23/01/03 (B181) « la démocratie tribale : une solution pour l’ avenir ? » (Point de vue qu’un correspondant soumet aux lecteurs)

Lorsqu’un peuple
prend conscience de sa liberté et de sa diversité et qu’il
apprécie sa diversité ethnique, religieuse et culturelle, l’union
en son sein signifie que tous les citoyens qui composent cette société
humaine sont tombés d’accord.

Or les règles de
conduite en société démocratique ne peuvent devenir consensuelles
et universelles que lorsqu’elles sortent des limites où règnent
les règles tribales et ethniques. L’universalité d’une
règle constitutionnelle signifie qu’elle sublime les frontières
tribales pour aller s’imposer aux citoyens et à chaque citoyen,
de la même façon et avec la même rigueur. Dès lors,
cette évolution entraîne que la loi ne doit en aucun cas traiter
différemment ceux qui sont membres de notre groupe tribal, nos proches
par rapport à nos autres compatriotes.

En conséquence,
les normes éthiques et juridiques selon lesquelles chaque citoyen entre
dans la Nation, espace plus large que la tribu, vont agrandir à leur
tour le nombre de personnes vis-à-vis desquelles chacun est tenu par
des obligations. La puissance publique nationale aura à garantir ces
obligations par la contrainte légale.
Or, nos obligations familiales, tribales, ethniques sont plus chargées
en sympathie que nos devoirs vis-à-vis d’un pays ou de toute l’humanité.

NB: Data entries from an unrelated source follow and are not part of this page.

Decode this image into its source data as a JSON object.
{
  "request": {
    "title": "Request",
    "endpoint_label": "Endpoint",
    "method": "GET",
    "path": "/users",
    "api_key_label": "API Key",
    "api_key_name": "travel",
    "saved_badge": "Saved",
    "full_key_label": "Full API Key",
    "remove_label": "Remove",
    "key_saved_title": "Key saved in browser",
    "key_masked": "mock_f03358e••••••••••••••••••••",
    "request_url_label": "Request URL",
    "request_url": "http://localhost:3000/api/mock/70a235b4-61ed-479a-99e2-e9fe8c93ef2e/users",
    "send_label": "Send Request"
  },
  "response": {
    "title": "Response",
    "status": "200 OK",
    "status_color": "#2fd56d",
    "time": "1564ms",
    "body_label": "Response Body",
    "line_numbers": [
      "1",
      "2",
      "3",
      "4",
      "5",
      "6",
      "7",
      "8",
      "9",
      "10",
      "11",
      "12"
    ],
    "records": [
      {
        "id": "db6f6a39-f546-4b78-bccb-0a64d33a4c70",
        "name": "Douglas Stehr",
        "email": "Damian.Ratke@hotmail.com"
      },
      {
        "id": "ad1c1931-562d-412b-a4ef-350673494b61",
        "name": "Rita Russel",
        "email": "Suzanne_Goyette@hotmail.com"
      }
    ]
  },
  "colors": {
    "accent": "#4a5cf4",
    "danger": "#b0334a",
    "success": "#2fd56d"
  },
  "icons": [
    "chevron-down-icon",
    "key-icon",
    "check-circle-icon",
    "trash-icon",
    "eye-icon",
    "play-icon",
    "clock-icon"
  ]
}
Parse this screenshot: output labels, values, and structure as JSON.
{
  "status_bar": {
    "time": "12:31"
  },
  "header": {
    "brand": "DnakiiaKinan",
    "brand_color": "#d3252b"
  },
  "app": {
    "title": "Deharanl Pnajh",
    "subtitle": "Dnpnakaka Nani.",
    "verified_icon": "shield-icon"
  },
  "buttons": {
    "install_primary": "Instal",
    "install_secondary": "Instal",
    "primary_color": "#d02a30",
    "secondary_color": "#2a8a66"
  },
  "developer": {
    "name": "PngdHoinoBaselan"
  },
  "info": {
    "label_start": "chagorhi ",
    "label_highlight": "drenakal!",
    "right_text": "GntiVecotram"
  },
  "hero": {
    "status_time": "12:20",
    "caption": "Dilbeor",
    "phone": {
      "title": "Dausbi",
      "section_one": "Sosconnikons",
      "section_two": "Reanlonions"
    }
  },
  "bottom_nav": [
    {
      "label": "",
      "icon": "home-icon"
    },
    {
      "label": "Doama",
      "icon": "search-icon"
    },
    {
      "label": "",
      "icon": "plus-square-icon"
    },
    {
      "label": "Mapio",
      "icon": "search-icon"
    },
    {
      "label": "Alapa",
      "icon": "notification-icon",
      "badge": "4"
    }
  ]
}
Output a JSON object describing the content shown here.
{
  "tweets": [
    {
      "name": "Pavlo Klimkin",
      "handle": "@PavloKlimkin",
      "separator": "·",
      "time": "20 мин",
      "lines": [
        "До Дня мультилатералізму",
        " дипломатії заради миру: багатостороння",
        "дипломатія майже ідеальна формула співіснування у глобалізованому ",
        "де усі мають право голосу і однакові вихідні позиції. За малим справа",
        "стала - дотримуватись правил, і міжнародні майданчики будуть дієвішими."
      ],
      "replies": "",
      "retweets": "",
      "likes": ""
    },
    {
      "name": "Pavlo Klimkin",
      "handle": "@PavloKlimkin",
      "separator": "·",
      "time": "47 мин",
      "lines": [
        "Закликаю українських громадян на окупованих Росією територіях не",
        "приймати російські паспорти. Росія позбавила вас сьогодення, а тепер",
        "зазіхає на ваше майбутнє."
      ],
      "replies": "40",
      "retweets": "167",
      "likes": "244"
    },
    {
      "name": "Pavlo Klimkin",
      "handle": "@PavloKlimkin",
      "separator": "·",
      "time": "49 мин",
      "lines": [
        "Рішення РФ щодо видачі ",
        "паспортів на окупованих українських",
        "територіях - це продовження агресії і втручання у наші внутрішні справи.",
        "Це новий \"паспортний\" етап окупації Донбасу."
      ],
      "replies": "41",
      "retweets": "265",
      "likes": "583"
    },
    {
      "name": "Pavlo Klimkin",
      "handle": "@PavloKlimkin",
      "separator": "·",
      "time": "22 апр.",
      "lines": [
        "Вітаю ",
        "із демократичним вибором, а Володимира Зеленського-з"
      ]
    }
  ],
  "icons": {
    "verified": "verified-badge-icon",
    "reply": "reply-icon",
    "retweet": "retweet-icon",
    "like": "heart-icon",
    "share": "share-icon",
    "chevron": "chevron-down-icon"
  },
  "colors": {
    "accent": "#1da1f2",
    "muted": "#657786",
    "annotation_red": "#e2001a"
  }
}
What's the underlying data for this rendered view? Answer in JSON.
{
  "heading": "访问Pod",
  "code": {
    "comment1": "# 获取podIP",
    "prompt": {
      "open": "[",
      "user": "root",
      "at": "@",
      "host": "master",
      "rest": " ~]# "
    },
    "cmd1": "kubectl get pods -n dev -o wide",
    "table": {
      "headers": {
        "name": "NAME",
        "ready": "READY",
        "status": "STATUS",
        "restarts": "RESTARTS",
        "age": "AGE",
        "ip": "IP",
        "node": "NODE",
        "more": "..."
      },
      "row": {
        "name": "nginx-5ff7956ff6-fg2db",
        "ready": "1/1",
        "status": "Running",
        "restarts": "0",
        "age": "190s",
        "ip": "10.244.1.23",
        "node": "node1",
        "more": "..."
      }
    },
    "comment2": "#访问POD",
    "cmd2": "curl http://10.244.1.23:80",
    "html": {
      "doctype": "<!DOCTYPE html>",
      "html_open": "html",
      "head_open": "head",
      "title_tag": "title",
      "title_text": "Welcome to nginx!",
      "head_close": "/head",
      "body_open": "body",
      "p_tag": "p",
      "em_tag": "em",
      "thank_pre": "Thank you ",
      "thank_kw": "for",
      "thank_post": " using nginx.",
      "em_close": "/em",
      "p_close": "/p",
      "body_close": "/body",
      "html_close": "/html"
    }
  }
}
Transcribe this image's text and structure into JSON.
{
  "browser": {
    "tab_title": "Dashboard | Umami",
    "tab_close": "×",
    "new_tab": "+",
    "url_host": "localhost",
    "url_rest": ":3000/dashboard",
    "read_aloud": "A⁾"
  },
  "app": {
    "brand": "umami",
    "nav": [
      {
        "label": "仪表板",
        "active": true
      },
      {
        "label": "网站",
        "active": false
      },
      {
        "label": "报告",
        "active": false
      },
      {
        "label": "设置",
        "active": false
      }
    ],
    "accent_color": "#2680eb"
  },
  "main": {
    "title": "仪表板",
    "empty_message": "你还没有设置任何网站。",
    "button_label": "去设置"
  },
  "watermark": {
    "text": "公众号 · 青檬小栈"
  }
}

Cette tendance de l’évolution sociale peut conduire à deux
grands régimes différents :

Dans le cas où
l’évolution conduit tout droit à la démocratie tribale
dans laquelle le pouvoir de la République est distillé, partagé,
géré par entente implicite ou pas, entre groupes tribaux organisés
en partis politiques. Le progrès moral s’accompagne du germe de
l’appauvrissement et l’union ne se fera que sur le reflet de l’unanimité
faite autour de la gestion tribale du pouvoir politique par des partis ethniques.
Cette unanimité n’est cependant pas un indice de la fusion des
individus dans une société qui les transcenderait et s’imposerait
à eux. Elle est le résultat de confrontation des intérêts
particuliers des principaux animateurs des groupes tribaux. Ce cadre donne
à la valorisation de l’intérêt tribal un objectif
en soi qui stimule le militantisme tribal, les réunions tribales, l’intégration
tribale et prône la maxime selon laquelle : « Tu ne feras rien
qui porterait atteinte au bien être et aux intérêts des
autres membres de ton groupe tribal ».
Toutes les personnes qui admettent les principes de cette démocratie
tribale pour le pays, pour Djibouti doivent également accepter de conduire
la logique à son terme et d’en tirer les implications sur le statut
de l’opposition. Dans le schéma de la démocratie tribale
qui fonde chaque citoyen à revendiquer sa part de pouvoir économique,
politique et culturel au nom de son appartenance ethnique, une opposition
ne peut être conçue que sur les mêmes bases. On se retrouve
alors sur le champ du partage du pouvoir entre majorité et minorité
ethnique avec des risques de « somalisation ».

La démocratisation
et les libertés politiques dans cette direction aiguisent des conflits
tribaux qui seront tels que si l’on voulait les éviter, l’alternative
serait la dictature d’un chef de clan et de ses alliés. Dans la
démocratie tribale, au nom des intérêts de leurs groupes
tribaux, les opposants, se fondant sur le fait que pour eux les règles
abstraites qui gouvernent la société sont moins pertinentes,
vont refuser de respecter les règles du jeu démocratique. Ils
vont refuser la loi. Ils sont des hors la loi.
Pour le démocrate tribal le crime est rentable car l’opposant
se travestit « en hors la loi » et cette logique porte atteinte
à des équilibres politiques forcément fragiles dans un
pays qui sort peu à peu d’une guerre fratricide qui aurait pu
l’emporter vers l’abîme.

Alors last but no least, je vous laisse méditer sur ce point de vue.